Stamp Album Quotes in Red Scarf Girl
All my treasures were scattered on the floor. The butterfly fell out of its glass box; one wing was crushed under a bottle of glass beads. My collection of candy wrappers had fallen out of their notebook and were crumpled under my stamp album.
My stamp album! It had been a gift from Grandma when I started school, and it was my dearest treasure. For six years, I had been getting cancelled stamps from my friends, carefully soaking them to get every bit of envelope paper off. I had collected them one by one until I had complete sets. I had even bought some inexpensive sets with my own allowance. I loved my collection even though I knew I should not. With the start of the Cultural Revolution all the stamp shops were closed down, because stamp collecting was considered bourgeois. Now I just knew something terrible was going to happen to it.

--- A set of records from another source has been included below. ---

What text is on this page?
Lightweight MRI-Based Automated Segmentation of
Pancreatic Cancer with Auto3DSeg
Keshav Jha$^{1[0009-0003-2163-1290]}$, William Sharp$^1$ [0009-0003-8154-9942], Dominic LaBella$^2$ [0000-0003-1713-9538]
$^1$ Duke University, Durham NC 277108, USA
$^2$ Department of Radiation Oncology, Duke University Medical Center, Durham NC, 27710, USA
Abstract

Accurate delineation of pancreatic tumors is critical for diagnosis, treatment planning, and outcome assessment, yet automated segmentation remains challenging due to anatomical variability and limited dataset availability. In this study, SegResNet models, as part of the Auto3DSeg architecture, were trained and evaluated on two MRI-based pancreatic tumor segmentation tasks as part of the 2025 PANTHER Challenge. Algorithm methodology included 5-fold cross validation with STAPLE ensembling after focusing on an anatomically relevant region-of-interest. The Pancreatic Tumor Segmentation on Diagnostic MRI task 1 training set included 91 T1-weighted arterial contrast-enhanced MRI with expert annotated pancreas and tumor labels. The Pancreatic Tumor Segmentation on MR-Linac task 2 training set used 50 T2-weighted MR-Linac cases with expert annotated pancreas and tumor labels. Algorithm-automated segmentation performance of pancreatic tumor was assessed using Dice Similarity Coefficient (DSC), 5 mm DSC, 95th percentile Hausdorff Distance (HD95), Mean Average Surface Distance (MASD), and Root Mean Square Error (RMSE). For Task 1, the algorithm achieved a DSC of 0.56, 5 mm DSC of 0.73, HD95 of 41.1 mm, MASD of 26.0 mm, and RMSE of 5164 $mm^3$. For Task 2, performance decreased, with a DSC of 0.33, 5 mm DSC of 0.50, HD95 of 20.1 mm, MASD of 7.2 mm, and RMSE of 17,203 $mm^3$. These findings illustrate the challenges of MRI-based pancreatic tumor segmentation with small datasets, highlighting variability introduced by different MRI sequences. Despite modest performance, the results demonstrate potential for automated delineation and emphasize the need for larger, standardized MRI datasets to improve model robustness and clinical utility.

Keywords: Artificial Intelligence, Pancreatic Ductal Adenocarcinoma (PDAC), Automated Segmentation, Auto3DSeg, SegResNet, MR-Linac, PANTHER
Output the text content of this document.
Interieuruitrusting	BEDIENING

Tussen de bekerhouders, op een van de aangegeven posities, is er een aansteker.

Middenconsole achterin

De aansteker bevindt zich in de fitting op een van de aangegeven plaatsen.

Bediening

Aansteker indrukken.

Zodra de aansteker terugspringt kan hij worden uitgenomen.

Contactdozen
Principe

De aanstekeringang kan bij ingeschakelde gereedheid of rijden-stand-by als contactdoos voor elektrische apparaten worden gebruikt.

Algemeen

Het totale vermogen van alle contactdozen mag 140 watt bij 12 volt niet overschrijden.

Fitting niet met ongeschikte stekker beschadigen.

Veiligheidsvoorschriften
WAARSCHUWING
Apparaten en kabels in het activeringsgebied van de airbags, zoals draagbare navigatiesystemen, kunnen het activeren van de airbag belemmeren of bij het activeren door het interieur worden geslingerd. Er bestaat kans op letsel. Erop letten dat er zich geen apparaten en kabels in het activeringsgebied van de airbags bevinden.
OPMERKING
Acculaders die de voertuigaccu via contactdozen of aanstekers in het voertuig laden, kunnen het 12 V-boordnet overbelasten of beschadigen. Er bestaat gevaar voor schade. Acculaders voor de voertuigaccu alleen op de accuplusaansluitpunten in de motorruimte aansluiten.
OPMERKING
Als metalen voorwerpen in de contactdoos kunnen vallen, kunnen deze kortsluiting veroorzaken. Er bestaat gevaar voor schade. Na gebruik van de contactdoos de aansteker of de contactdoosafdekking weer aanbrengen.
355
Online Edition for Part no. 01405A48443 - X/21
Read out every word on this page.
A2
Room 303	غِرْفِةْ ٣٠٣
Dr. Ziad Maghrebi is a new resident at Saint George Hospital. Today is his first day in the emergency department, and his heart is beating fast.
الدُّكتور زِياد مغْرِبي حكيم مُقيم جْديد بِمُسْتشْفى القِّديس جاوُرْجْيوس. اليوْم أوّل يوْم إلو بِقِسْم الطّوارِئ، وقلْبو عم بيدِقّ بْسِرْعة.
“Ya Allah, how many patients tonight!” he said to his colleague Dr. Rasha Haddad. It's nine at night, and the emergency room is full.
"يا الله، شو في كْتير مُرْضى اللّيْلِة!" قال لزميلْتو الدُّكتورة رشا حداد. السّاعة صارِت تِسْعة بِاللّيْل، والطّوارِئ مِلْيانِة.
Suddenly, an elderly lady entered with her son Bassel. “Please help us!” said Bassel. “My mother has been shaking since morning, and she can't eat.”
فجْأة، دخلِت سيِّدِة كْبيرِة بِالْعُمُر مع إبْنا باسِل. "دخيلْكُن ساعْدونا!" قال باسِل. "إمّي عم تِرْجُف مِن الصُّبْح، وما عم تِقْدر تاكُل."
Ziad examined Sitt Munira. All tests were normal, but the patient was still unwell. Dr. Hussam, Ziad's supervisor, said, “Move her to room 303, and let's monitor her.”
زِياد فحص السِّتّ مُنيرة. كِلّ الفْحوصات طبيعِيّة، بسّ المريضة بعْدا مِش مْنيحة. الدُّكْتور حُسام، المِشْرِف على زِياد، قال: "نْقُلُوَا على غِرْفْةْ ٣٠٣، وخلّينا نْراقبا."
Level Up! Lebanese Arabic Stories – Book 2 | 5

One by one I picked up all the clothes, folded them, and put them away. I picked up one of Dad’s white shirts and suddenly flushed with embarrassment and anger. My sanitary belt! It was lying on the floor, not even covered by its blue plastic bag. […]
This, of all things, was private. It was a girl’s secret. I never even let Dad or Ji-yong see it. […] Now one of those Red Guards, probably a boy, had looked at it—had held it! I felt as if I had been stripped naked in public.
[…] Wasn’t a home a private place? A place where the family could feel secure? How could strangers come through and search through our secrets? If Grandpa was a landlord, they could confiscate all his things. But I was not a landlord. Why did they have to search through my things?